Varying 2 parameters in one movement?

Sometimes I have a patch that sounds good when the Q on the filter is high, but at certain cutoff frequencies, the sound is piercingly loud or high Q sounds good at some freq. but not others... so far I have been using eq to even out sounds, but I'm wondering if I can desigh a filter and cutoff control where the filter will have high Q at some parts, but lower Q at others. Can anyone give advice or point me in a direction?

Thanks,
Andy

 

Short answer: try more moderate Q. You can do a lot without pushing the filters deep into resonance.

Long answer:

I haven't really dug into the available filters in Reaktor yet, so I can't really speculate as to which filters do what. I do know that a lot of the basic filters seem to have quite wild behaviour with high Q, and many of them don't seem to be normalized.

Also a disclaimer: I am not a digital filter expert. I've made a few and survived.

I'm kind of hoping that a reaktor expert can give some guidance as to which filters behave better than others. I've been meaning to ask.

My unconfirmed impression of the reaktor filters I've played with (briefly) is that the filters are not normalized, and Q controls the size of the peak above unity gain: a Q that corresponds to a 30db resonant peak boosts the output of a signal at the cutoff frequency by 30db!

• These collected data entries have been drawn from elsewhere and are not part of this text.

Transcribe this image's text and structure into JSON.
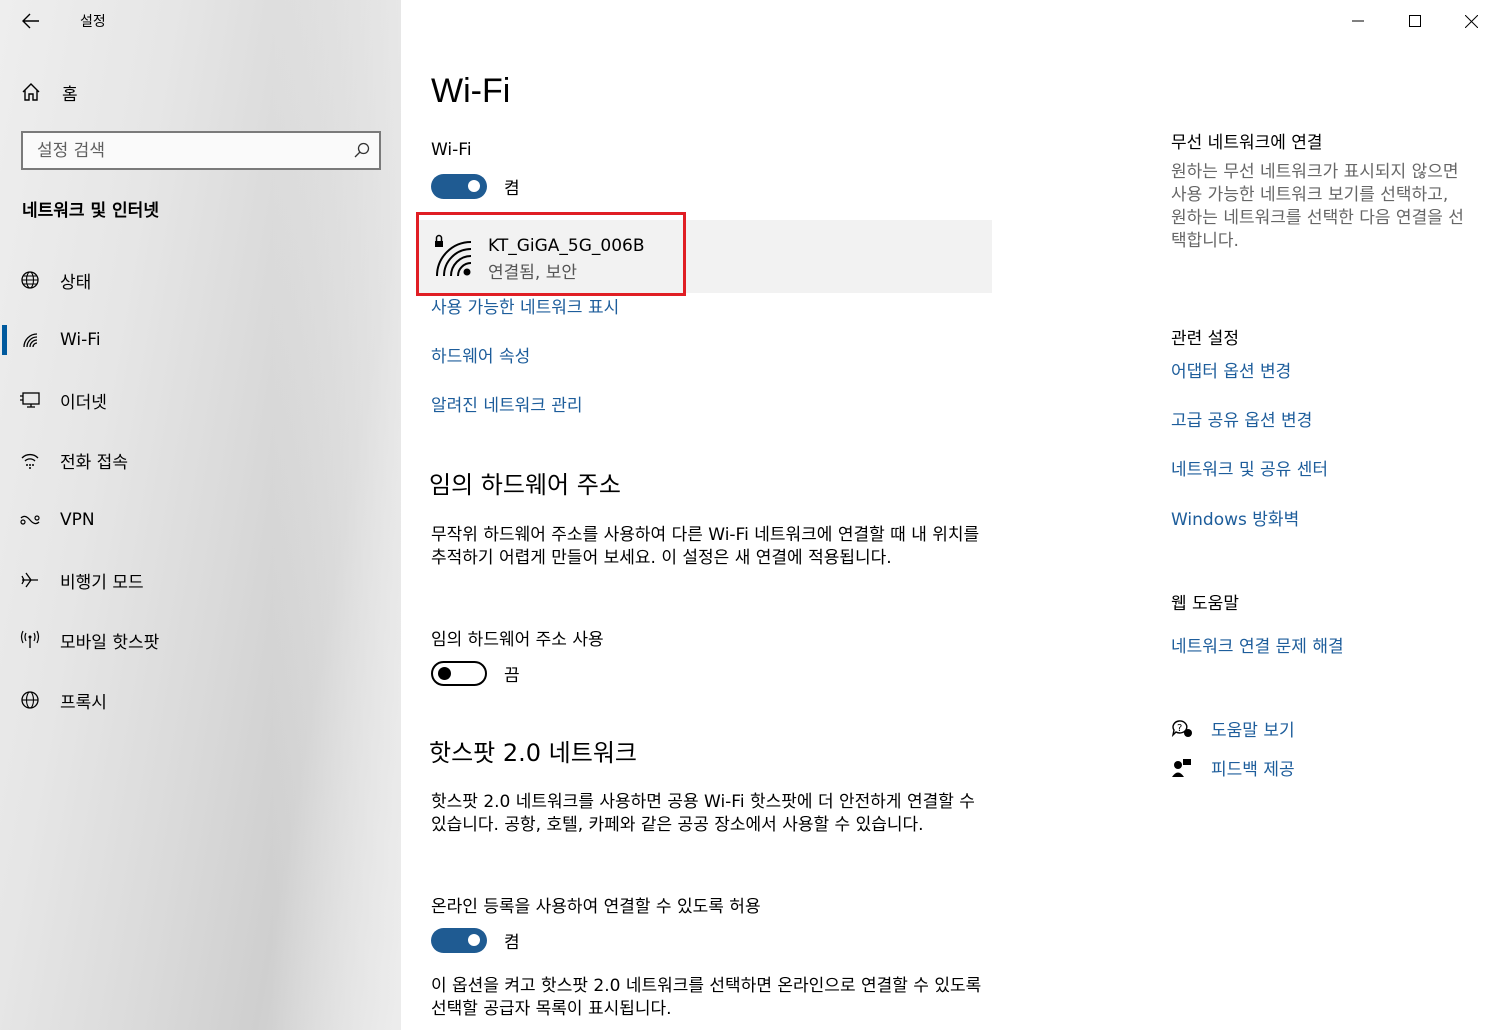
{
  "app": {
    "title": "설정"
  },
  "sidebar": {
    "home_label": "홈",
    "search_placeholder": "설정 검색",
    "section_title": "네트워크 및 인터넷",
    "items": [
      {
        "label": "상태",
        "icon": "globe-status-icon"
      },
      {
        "label": "Wi-Fi",
        "icon": "wifi-icon",
        "selected": true
      },
      {
        "label": "이더넷",
        "icon": "ethernet-icon"
      },
      {
        "label": "전화 접속",
        "icon": "dialup-icon"
      },
      {
        "label": "VPN",
        "icon": "vpn-icon"
      },
      {
        "label": "비행기 모드",
        "icon": "airplane-icon"
      },
      {
        "label": "모바일 핫스팟",
        "icon": "hotspot-icon"
      },
      {
        "label": "프록시",
        "icon": "globe-icon"
      }
    ]
  },
  "main": {
    "title": "Wi-Fi",
    "wifi_label": "Wi-Fi",
    "wifi_toggle": {
      "state": "on",
      "text": "켬"
    },
    "network": {
      "name": "KT_GiGA_5G_006B",
      "status": "연결됨, 보안"
    },
    "links": {
      "show_available": "사용 가능한 네트워크 표시",
      "hardware_props": "하드웨어 속성",
      "manage_known": "알려진 네트워크 관리"
    },
    "random_hw": {
      "heading": "임의 하드웨어 주소",
      "desc": "무작위 하드웨어 주소를 사용하여 다른 Wi-Fi 네트워크에 연결할 때 내 위치를 추적하기 어렵게 만들어 보세요. 이 설정은 새 연결에 적용됩니다.",
      "toggle_label": "임의 하드웨어 주소 사용",
      "toggle": {
        "state": "off",
        "text": "끔"
      }
    },
    "hotspot20": {
      "heading": "핫스팟 2.0 네트워크",
      "desc": "핫스팟 2.0 네트워크를 사용하면 공용 Wi-Fi 핫스팟에 더 안전하게 연결할 수 있습니다. 공항, 호텔, 카페와 같은 공공 장소에서 사용할 수 있습니다.",
      "toggle_label": "온라인 등록을 사용하여 연결할 수 있도록 허용",
      "toggle": {
        "state": "on",
        "text": "켬"
      },
      "note": "이 옵션을 켜고 핫스팟 2.0 네트워크를 선택하면 온라인으로 연결할 수 있도록 선택할 공급자 목록이 표시됩니다."
    }
  },
  "right": {
    "connect_heading": "무선 네트워크에 연결",
    "connect_desc": "원하는 무선 네트워크가 표시되지 않으면 사용 가능한 네트워크 보기를 선택하고, 원하는 네트워크를 선택한 다음 연결을 선택합니다.",
    "related_heading": "관련 설정",
    "related_links": [
      "어댑터 옵션 변경",
      "고급 공유 옵션 변경",
      "네트워크 및 공유 센터",
      "Windows 방화벽"
    ],
    "web_help_heading": "웹 도움말",
    "web_help_link": "네트워크 연결 문제 해결",
    "help_link": "도움말 보기",
    "feedback_link": "피드백 제공"
  },
  "colors": {
    "accent": "#1f5b92",
    "link": "#1d5d9b",
    "highlight": "#e01e24"
  }
}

My favorite approach in non-reaktor designs is to use normalized Chebyshev filters, because the amplitude of the resonant peak(s) of Chebyshev filters is quite predictable: the equiriple parameter basically gives the size of the resonant peak, in dB. I run them with a "normalized" resonant peak: i.e. the ratio of the amplitude of a sine wave at the peak frequency to the amplitude of the output is 1:1. The advantage of this is that you always know what the *loudest* possible output is, even if you don't know how loud overall result will be. I like normalized filters: they're fairly predictable, and the results are consistently musical.

The psychoaccoustics of perceived loudness are complicated; normalizing is a bit arbitrary. But being too quiet by a few db is better than being too loud by 30db.

If you were to cut the overall amplitude of the output of that reaktor filter by 30db, you'd probably get something that's easier to deal with.

Unfortunately the relationship of Q to dB gain at the peak frequency is not straightforward, even if you do know the internal implementation of the filter (we don't). So it won't be easy to normalize the existing filters after the fact.

One very good strategy is to try to have the Q knob reduce overall amplitude, as it increases the resonance, trying to keep the magnitude of the peak resonant frequency roughly constant. (not easy).

Another strategy is to keep the Q to fairly reasonble limits. I think you might find that some of the reaktor filters behave more reasonably if Q is reasonable. It's difficult to implement digital filters that behave well with more than 20db or 30db resonant peaks. If you really crank up the resonance, then behaviour may be less predictable than if you crank up the resonance to a more modest level. You can do lots of interesting stuff with a Q that gives a resonant peak of ~20db. If you drive any of the available filters into really deep resonance, I would be surprised if you will get great results.

It might be worthwhile to examine the frequency response of some of the stock filters to see if you can figure out how they behave. I've been meaning to do this myself. Knowing in advance how your filters behave is way better than not knowing.

A way to do this: generate a signal that consists of a single impulse response every 2048 samples (the lenght of the FFT used in the spectroscope); feed that through your filter,; and then feed the filtered signal to the spectroscope that I posted in the user library. This will plot a fairly reasonable approximation of the frequency response of the filter on the oscilloscope. Knowing how the filters actually behave may help you make better use of them.